Chicago Mayor Richard Daley says he is pleased with a recent poll that shows he has a 56 percent approval rating. So sayeth a BIG banner headline atop the Chicago Tribune. It also said that 70 percent of the people do not, for one moment, believe Daley when he says that he was clueless of the criminal activities that have taken down scores of bureaucrats, including the top people in his administration.
The Trib front page article is riddled with opinions and supposition, putting a significant “spin” on the story. Their “spin” is that the public thinks Daley IS a crook (although The Trib did not say so in so many words, but to believe he knew of the misdeeds is to believe he is culpable in the illegal activities. Prima fascia, as the lawyers say) BUT the public does not care. They conclude that the Mayor’s accomplishments outweigh his transgressions.
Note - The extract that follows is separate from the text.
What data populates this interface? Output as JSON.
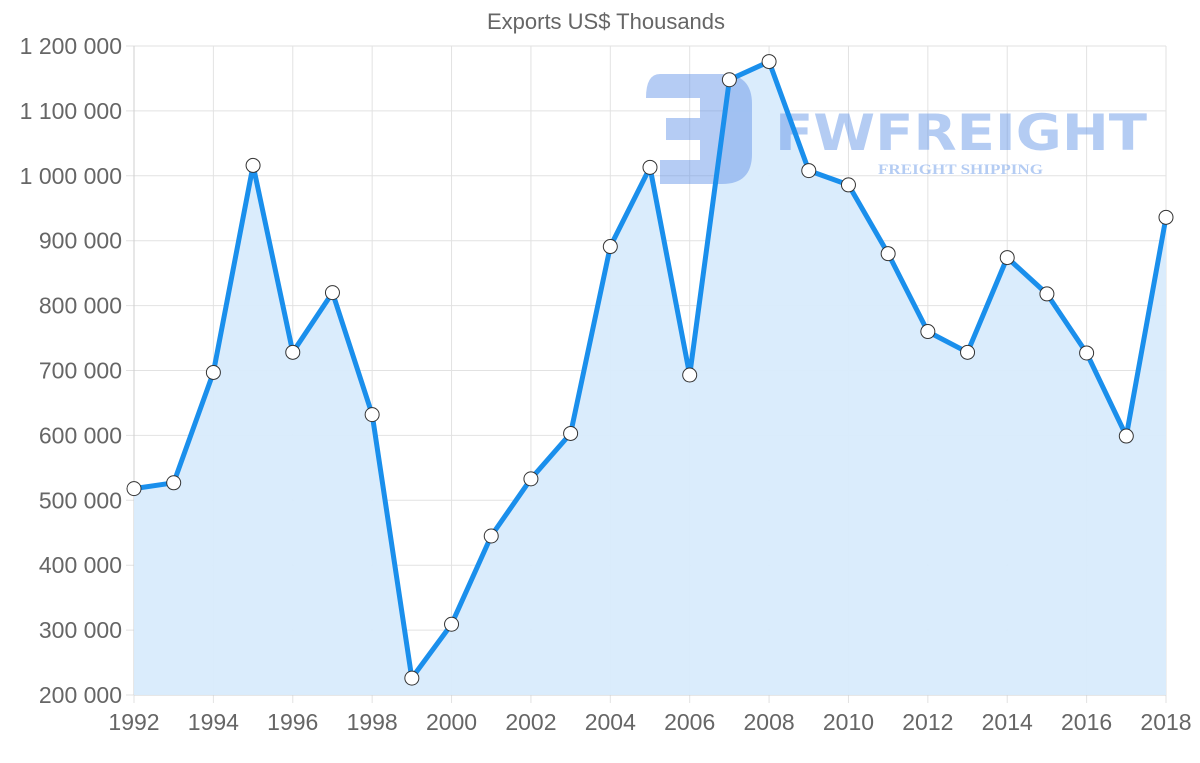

This is the old thinking, when the City Hall transgressions were a few loafing Streets and Sanitation workers, the public demurred. The Trib polling numbers, however, suggest a public getting weary of financially supporting multi million dollar rib offs, and the pervasiveness of the theft of taxpayer money.
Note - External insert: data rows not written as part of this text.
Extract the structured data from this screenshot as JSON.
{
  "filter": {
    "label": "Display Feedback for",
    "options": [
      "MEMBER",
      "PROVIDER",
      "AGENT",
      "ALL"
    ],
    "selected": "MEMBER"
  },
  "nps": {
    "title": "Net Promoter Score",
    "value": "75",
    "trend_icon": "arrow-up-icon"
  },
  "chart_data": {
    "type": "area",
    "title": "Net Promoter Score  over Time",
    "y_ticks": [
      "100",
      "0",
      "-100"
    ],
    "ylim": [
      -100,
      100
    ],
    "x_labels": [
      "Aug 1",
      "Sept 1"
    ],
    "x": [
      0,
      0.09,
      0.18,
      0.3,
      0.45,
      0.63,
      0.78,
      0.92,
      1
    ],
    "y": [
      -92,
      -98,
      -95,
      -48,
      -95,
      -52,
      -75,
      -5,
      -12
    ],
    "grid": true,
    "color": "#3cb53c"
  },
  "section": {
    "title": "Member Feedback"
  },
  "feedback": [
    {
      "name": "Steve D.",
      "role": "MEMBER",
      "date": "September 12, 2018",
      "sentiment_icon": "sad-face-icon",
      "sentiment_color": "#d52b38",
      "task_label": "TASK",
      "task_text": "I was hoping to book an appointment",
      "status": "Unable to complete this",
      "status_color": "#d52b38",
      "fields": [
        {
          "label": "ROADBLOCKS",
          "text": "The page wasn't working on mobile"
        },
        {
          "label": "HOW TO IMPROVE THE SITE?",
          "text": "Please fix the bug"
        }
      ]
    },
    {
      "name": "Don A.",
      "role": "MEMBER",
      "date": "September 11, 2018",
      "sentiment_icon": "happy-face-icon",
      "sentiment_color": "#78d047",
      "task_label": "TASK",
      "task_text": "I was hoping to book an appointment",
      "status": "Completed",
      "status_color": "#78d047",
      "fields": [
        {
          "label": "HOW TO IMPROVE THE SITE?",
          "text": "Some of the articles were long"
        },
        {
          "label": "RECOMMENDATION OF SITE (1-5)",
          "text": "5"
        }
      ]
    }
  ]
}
Anyone in politics knows that an incumbent with barely more than a 50 percent approval rating is potentially in trouble. It would only take 3 percent of the public to switch from favorable to unfavorable to sink Daley’s rating into the dangerous lower half.
The Trib’s poll analysis does not take into consideration the firmness of the 56 percent approval rating. The fact that it is perilously close to the 50 percent fulcrum, and that 70 percent belief that the Mayor is a liar would suggest a likely weakness in the approval rating.
Despite the Trib’s historic practice of spinning polling data in City Hall’s favor, there are facts that cannot be denied. In this case, the big story is the weakness of Hizzoner. Buried near the end of the article is the biggest news of all. According to the poll, if the election were today, the Mayor would be in a dead heat with none other than Jesse Jackson, Jr. The poll gave Daley only 41 percent of the vote against 38 percent for Jackson, with 21 percent undecided. THAT is phenomenally bad news for the incumbent, and it shows why “approval ratings have to be put into context. They do not indicate how people will vote. In a three-way race, adding Congressman Louis Guttierrez, the Mayor would be forced into a runoff. Again, the all powerful Oz-like Mayor appears very weak, indeed.
The Mayor is not up for election until 2007. In the meantime, it is more than likely that additional scandals will rock the administration. There will be trials of some of his closest aides. There will be additional indictments among his inner circle – maybe even his family. The Mayor, himself, may become a “target’ of the investigation, a “person of interest,” “official #1,” or even an indicted official. No one is making any public predictions. But, no one is privately discounting any possibility.